Plains of Abraham: The central battle site of the Seven Years’ War – where Quebec City passed from French to British hands – is now a sprawling riverside park. Switch to story mode, tracing key moments of the war through a route of plaques and sculptures, or simply enjoy the expansive lawns, manicured flowerbeds and bandstand. Locals love the wooded lower path, lined with dogtooth violets, for strolling with their pooches.

Civilization Museum: The National Museum of Fine Arts, the largest in Quebec, attracts all the attention with its vast collection of majestic portraits in gilded frames. But the Museum of Civilization, by the lovely square of Place Royale, gives a glimpse of local life, from the Augustinians of the 17th century to the Quiet Revolution of the 1960s. Don’t miss the top floor exhibition on the peoples natives, with traditional clothing and snowshoes.
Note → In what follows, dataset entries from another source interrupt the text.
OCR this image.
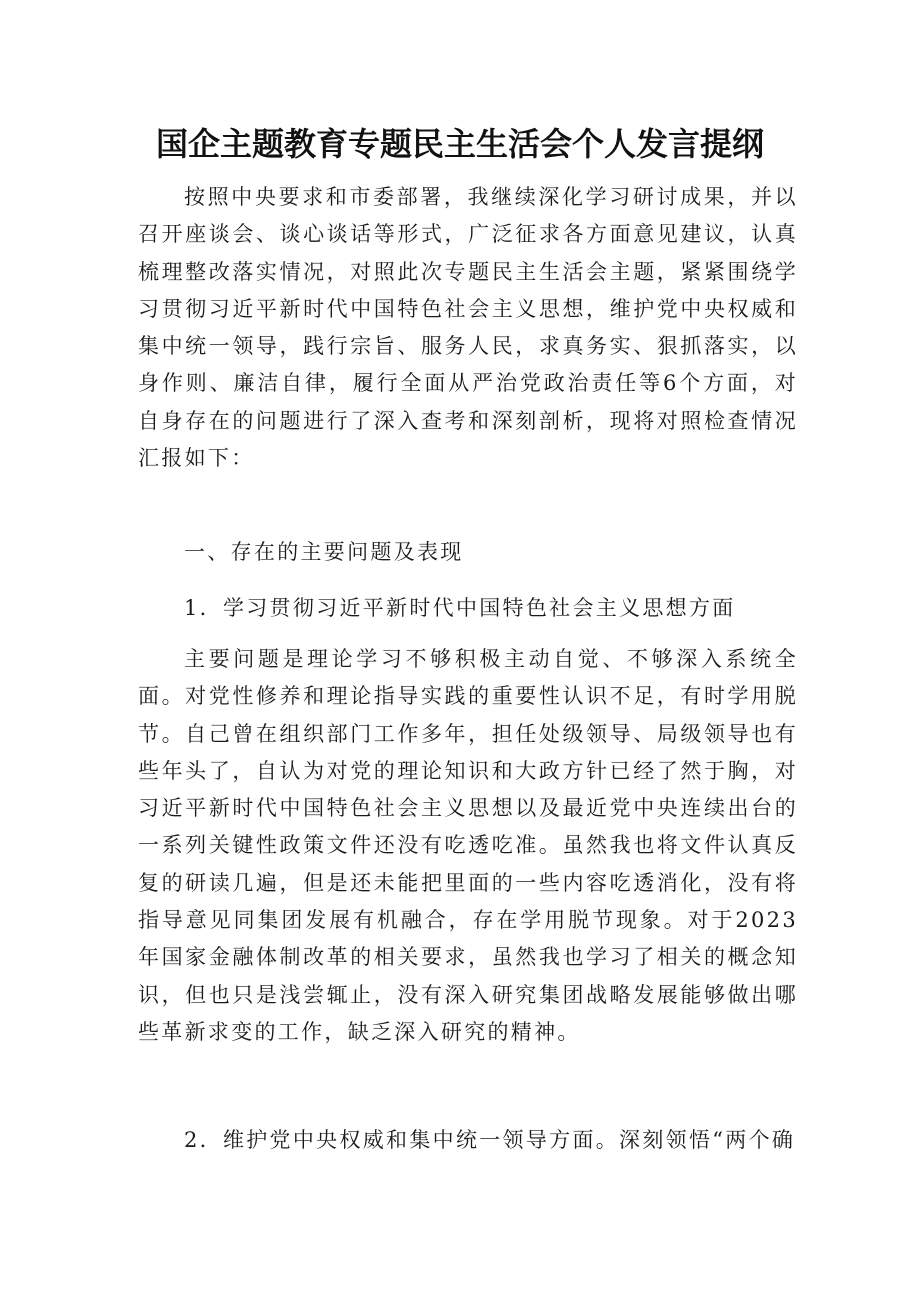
国企主题教育专题民主生活会个人发言提纲
按照中央要求和市委部署，我继续深化学习研讨成果，并以召开座谈会、谈心谈话等形式，广泛征求各方面意见建议，认真梳理整改落实情况，对照此次专题民主生活会主题，紧紧围绕学习贯彻习近平新时代中国特色社会主义思想，维护党中央权威和集中统一领导，践行宗旨、服务人民，求真务实、狠抓落实，以身作则、廉洁自律，履行全面从严治党政治责任等6个方面，对自身存在的问题进行了深入查考和深刻剖析，现将对照检查情况汇报如下：
一、存在的主要问题及表现
1．学习贯彻习近平新时代中国特色社会主义思想方面
主要问题是理论学习不够积极主动自觉、不够深入系统全面。对党性修养和理论指导实践的重要性认识不足，有时学用脱节。自己曾在组织部门工作多年，担任处级领导、局级领导也有些年头了，自认为对党的理论知识和大政方针已经了然于胸，对习近平新时代中国特色社会主义思想以及最近党中央连续出台的一系列关键性政策文件还没有吃透吃准。虽然我也将文件认真反复的研读几遍，但是还未能把里面的一些内容吃透消化，没有将指导意见同集团发展有机融合，存在学用脱节现象。对于2023年国家金融体制改革的相关要求，虽然我也学习了相关的概念知识，但也只是浅尝辄止，没有深入研究集团战略发展能够做出哪些革新求变的工作，缺乏深入研究的精神。
2．维护党中央权威和集中统一领导方面。深刻领悟“两个确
Modern neighborhoods: Want to see the “real” Quebec? Head west past the old center to explore a succession of neighborhoods with contemporary skyscrapers, graffitied streets and millennial dishes to sip. To the east, Saint-Jean-Baptiste enjoys a tranquil vibe with wide sidewalks and bistros, while gritty Saint-Roch has plentiful nightlife mixed with cheap shops, cafes and a giant outpost of Scientology. The once working-class but now booming neighborhood of Saint-Sauveur is home to some of the city’s trendiest new restaurants.